Dans le transport, on ne coule pas parce qu'on manque de travail. On coule parce qu'on dépend de la mauvaise personne. Et la mauvaise personne, c'est souvent ce gros client confortable qui remplit votre planning à lui tout seul.
L'erreur n°1 : tout miser sur un client unique
Au démarrage, décrocher un gros client qui vous donne du volume régulier, c'est un soulagement. Le planning est plein, les camionnettes roulent, l'argent rentre. On se dit qu'on a réussi.
Le problème, c'est que ce confort vous endort. Petit à petit, ce client devient 60, 80, parfois 100 % de votre activité. Vous arrêtez de chercher d'autres clients — vous n'avez pas le temps, et de toute façon « ça tourne ».
Le jour où ce client tombe, vous tombez avec lui. Et dans le transport, ce jour arrive plus souvent qu'on ne le croit.
L'effet domino quand le client principal coule
C'est là que le mécanisme devient brutal. Quand votre client principal fait faillite :
- Vos factures en attente (souvent deux mois de travail) deviennent quasi irrécupérables.
- Vos chauffeurs doivent quand même être payés — ils ont roulé, c'est dû.

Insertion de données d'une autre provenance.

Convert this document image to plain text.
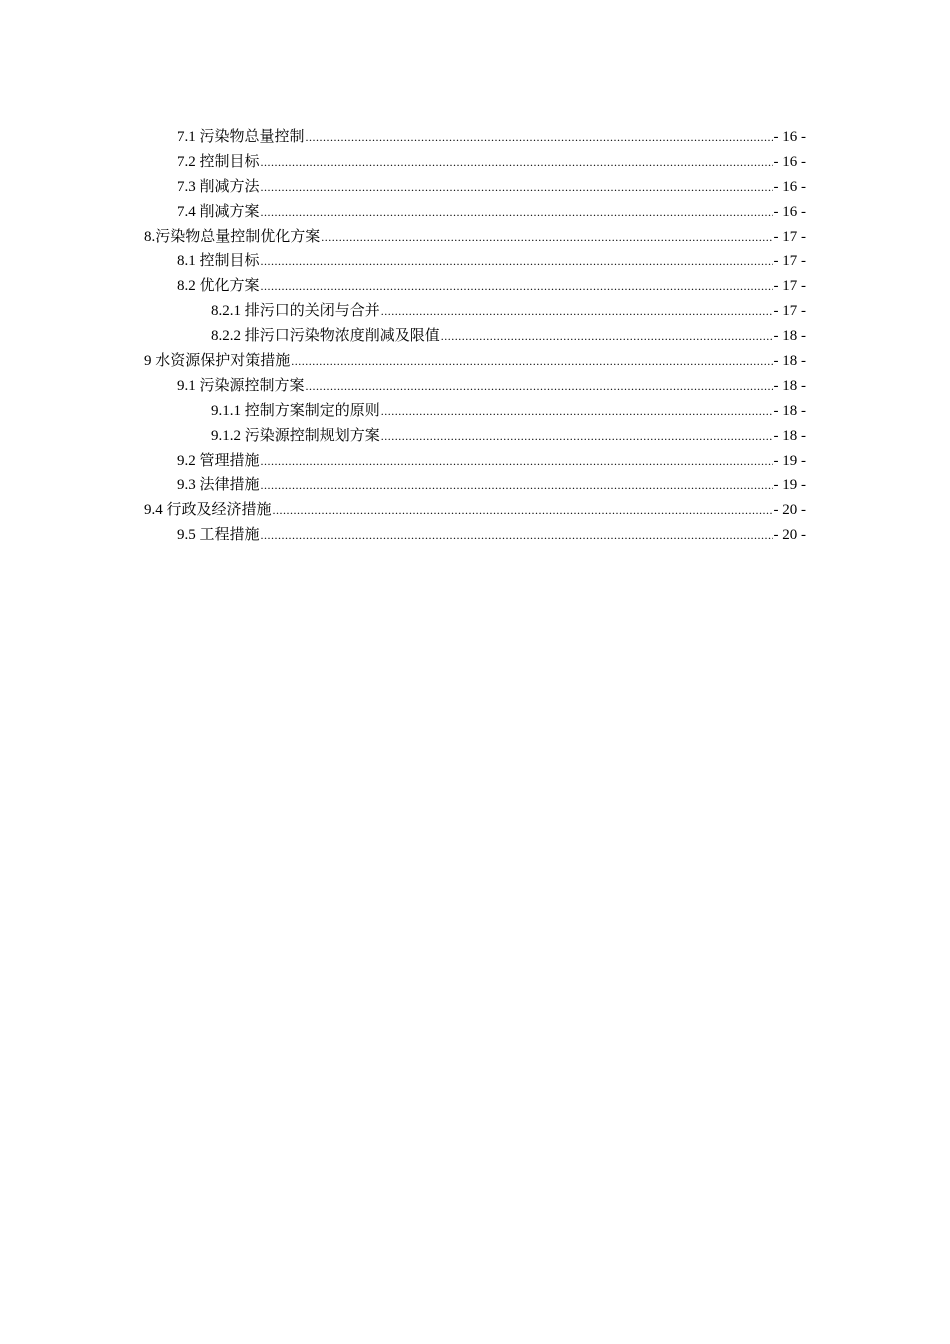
7.1 污染物总量控制 .....	- 16 -
7.2 控制目标 .....	- 16 -
7.3 削减方法 .....	- 16 -
7.4 削减方案 .....	- 16 -
8.污染物总量控制优化方案 .....	- 17 -
8.1 控制目标 .....	- 17 -
8.2 优化方案 .....	- 17 -
8.2.1 排污口的关闭与合并 .....	- 17 -
8.2.2 排污口污染物浓度削减及限值 .....	- 18 -
9 水资源保护对策措施 .....	- 18 -
9.1 污染源控制方案 .....	- 18 -
9.1.1 控制方案制定的原则 .....	- 18 -
9.1.2 污染源控制规划方案 .....	- 18 -
9.2 管理措施 .....	- 19 -
9.3 法律措施 .....	- 19 -
9.4 行政及经济措施 .....	- 20 -
9.5 工程措施 .....	- 20 -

- L'ONSS et l'INASTI réclament leurs cotisations, faillite du client ou pas.
- Le fisc réclame l'impôt sur le bénéfice de l'année.
Et c'est le coup le plus vicieux : vous êtes taxé sur un bénéfice que vous n'avez jamais encaissé.
Le piège du décalage de paiement
Dans le transport, vous êtes payé 60 jours après la prestation. Pendant ces deux mois, c'est votre argent qui avance le carburant, les salaires et les charges. Comptablement, ce chiffre d'affaires facturé compte comme du bénéfice — donc imposable — alors qu'il n'est pas encore sur votre compte.
Si le client coule pendant ce décalage, vous avez financé son activité avec votre trésorerie, et il vous reste les dettes : salaires, ONSS, INASTI, impôts. Vous avez travaillé très dur pendant 2 à 5 ans… pour tout perdre en quelques semaines.
Le piège des véhicules fournis par le client
Beaucoup de gros donneurs d'ordre fournissent les camionnettes. C'est tentant : pas d'investissement, pas de leasing, vous roulez tout de suite.
Mais le jour de la faillite, vous vous retrouvez sans client ET sans véhicules. Vous n'avez plus rien pour retravailler. Et comme vous êtes surendetté, vous ne pourrez pas vous rééquiper avant deux ans. La dépendance ne se paie pas seulement en chiffre d'affaires : elle se paie en capacité à rebondir.
Les règles pour bâtir solide (et durer)
Voici ce que retiennent ceux qui survivent et finissent par bâtir quelque chose de gros :
- Diversifiez vos clients. Aucun ne doit pouvoir vous tuer en tombant. Tant que vous dépendez d'un seul, vous êtes en sursis.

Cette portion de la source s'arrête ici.